I think the single most fascinating fact that I learned this weekend was how much the birds weigh. We had a bird expert among us who knew but before he told us, we all guessed. The highest guess was forty five pounds. It turns out that a full grown eagle, with a seven foot wing span, sitting almost four feet tall weighs about eight to fourteen pounds. Probably some of you knew that even a bird that large would weight very little, given the whole flying thing. Hollow bones, lots of feathers and all. I was astounded that a bird so majestic, so powerful, so intimidating would weigh so little. When we had the rare pleasure of seeing one of the younger birds actually snatch a fish out of the water and then have the other young bird grab it away, you could feel the speed, power, determination and utter strength of this bird.

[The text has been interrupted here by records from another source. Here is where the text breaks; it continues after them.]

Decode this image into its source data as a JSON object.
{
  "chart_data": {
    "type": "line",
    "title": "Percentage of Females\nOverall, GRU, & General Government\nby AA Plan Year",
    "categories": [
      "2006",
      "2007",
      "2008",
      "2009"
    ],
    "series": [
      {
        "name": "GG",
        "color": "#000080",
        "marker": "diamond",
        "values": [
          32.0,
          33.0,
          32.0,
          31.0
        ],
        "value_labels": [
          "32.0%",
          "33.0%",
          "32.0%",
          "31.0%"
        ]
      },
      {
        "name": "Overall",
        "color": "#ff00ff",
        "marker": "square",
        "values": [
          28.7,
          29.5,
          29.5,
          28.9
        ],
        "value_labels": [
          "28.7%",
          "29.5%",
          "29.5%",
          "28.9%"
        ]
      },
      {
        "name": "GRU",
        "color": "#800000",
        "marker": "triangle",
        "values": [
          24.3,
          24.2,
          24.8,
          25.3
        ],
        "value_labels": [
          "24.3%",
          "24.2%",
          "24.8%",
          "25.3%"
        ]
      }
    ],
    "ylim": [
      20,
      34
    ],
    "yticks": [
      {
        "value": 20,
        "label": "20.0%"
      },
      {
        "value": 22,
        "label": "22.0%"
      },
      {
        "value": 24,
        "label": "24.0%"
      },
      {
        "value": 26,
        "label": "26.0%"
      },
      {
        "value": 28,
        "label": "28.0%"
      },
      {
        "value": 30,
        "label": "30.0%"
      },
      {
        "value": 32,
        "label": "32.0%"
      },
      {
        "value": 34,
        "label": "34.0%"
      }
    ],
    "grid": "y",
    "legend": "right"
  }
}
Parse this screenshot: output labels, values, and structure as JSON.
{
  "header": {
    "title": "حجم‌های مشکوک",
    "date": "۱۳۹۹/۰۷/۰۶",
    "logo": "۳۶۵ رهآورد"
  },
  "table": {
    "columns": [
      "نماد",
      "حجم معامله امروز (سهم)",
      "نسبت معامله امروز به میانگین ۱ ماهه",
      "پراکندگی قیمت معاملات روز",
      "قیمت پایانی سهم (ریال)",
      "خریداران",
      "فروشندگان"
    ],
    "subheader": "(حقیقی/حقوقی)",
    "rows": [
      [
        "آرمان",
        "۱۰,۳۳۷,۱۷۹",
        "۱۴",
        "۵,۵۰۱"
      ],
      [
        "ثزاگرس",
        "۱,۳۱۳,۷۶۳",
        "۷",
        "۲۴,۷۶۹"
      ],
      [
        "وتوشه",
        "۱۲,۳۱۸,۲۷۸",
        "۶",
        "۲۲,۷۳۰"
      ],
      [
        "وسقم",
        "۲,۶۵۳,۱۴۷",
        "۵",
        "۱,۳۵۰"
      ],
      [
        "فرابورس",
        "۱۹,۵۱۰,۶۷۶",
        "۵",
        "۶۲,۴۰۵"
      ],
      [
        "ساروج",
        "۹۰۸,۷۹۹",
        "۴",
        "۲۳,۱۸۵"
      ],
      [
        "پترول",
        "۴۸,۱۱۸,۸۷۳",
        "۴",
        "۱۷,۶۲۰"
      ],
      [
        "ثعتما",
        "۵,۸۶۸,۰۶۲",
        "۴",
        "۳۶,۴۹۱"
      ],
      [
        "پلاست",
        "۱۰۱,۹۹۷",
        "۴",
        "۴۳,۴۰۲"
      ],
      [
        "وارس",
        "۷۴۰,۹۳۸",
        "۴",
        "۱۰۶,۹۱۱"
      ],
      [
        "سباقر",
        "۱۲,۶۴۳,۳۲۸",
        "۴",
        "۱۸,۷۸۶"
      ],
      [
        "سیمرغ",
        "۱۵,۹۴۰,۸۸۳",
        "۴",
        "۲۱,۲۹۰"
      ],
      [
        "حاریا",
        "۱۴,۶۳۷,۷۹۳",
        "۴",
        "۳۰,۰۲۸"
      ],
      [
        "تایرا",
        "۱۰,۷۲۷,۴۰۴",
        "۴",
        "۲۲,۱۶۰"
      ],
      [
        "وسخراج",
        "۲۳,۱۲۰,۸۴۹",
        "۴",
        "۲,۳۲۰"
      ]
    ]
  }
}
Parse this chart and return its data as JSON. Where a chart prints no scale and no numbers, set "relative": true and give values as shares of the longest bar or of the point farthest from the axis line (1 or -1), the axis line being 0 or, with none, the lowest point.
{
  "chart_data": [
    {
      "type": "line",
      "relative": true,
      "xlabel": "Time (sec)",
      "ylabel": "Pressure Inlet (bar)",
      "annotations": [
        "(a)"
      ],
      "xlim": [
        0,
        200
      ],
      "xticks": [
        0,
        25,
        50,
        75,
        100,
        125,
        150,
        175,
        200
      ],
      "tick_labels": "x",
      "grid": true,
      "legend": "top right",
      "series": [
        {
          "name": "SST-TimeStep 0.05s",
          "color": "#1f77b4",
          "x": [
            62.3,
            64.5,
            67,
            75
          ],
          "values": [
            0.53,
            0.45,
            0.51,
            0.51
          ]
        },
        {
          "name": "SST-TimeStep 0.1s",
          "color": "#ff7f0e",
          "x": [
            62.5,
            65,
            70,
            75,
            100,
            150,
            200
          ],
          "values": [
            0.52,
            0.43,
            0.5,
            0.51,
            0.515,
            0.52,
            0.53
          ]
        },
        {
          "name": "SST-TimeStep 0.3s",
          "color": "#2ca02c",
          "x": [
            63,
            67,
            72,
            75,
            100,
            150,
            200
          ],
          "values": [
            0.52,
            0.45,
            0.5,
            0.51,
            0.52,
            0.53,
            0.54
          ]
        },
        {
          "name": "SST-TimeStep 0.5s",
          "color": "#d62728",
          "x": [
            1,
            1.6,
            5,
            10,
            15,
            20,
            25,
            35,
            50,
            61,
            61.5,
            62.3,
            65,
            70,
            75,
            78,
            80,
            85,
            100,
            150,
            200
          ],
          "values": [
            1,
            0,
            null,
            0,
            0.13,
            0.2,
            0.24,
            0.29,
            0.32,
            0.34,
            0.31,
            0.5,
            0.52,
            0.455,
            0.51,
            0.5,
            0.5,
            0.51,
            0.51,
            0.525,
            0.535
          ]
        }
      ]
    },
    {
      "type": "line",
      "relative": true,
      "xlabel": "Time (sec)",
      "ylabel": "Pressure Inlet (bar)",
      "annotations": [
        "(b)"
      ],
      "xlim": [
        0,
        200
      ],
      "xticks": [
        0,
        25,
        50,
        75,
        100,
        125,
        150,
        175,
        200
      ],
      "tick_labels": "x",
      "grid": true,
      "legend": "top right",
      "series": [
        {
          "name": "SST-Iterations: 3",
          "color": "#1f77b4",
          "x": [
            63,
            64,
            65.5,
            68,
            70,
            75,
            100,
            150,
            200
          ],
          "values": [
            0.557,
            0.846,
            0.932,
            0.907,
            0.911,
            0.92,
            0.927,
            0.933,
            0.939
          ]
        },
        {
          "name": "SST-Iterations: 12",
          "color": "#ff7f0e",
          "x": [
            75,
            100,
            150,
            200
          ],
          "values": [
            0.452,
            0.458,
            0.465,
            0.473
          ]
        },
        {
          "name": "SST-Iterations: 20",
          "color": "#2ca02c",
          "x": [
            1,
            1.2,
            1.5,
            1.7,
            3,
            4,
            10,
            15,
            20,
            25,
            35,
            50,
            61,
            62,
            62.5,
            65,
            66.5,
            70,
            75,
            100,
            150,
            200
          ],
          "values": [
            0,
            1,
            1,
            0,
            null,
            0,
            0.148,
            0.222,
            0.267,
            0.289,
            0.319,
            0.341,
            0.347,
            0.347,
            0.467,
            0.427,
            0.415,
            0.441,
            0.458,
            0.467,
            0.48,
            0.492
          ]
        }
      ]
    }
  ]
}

So of course it made me think about you. About infertility. About power, strength and possibility in something that weighs so little. About our eggs, our embryos, our hopes. And for those of us who "only" have one or two follicles or "only" retrieve one or two eggs, or "only" have one or two embryos fertilize, or "only" have one or two embryos that mature to day five. While I was thinking about this I recalled the conversation during the afternoon of how our bald eagle population went into a serious, dangerous decline for a long time, partly due to the use of DDT which made their eggs so fragile that babies were much less frequently hatched. When the numbers of eagles were declining, each one was important to the continuation of the species. That is still true. They had help, our help, we banned DDT, we passed laws that made it illegal to disturb their nesting area. We helped.
Doesn't each of us deserve the same help?
I came home and looked up some information about bald eagles and found out that they are one of the few species who have struggled and succeeded in being upgraded from the endangered to the threatened list. There are an estimated 70,000 bald eagles in the world.
I had the pleasure of watching three of them this weekend.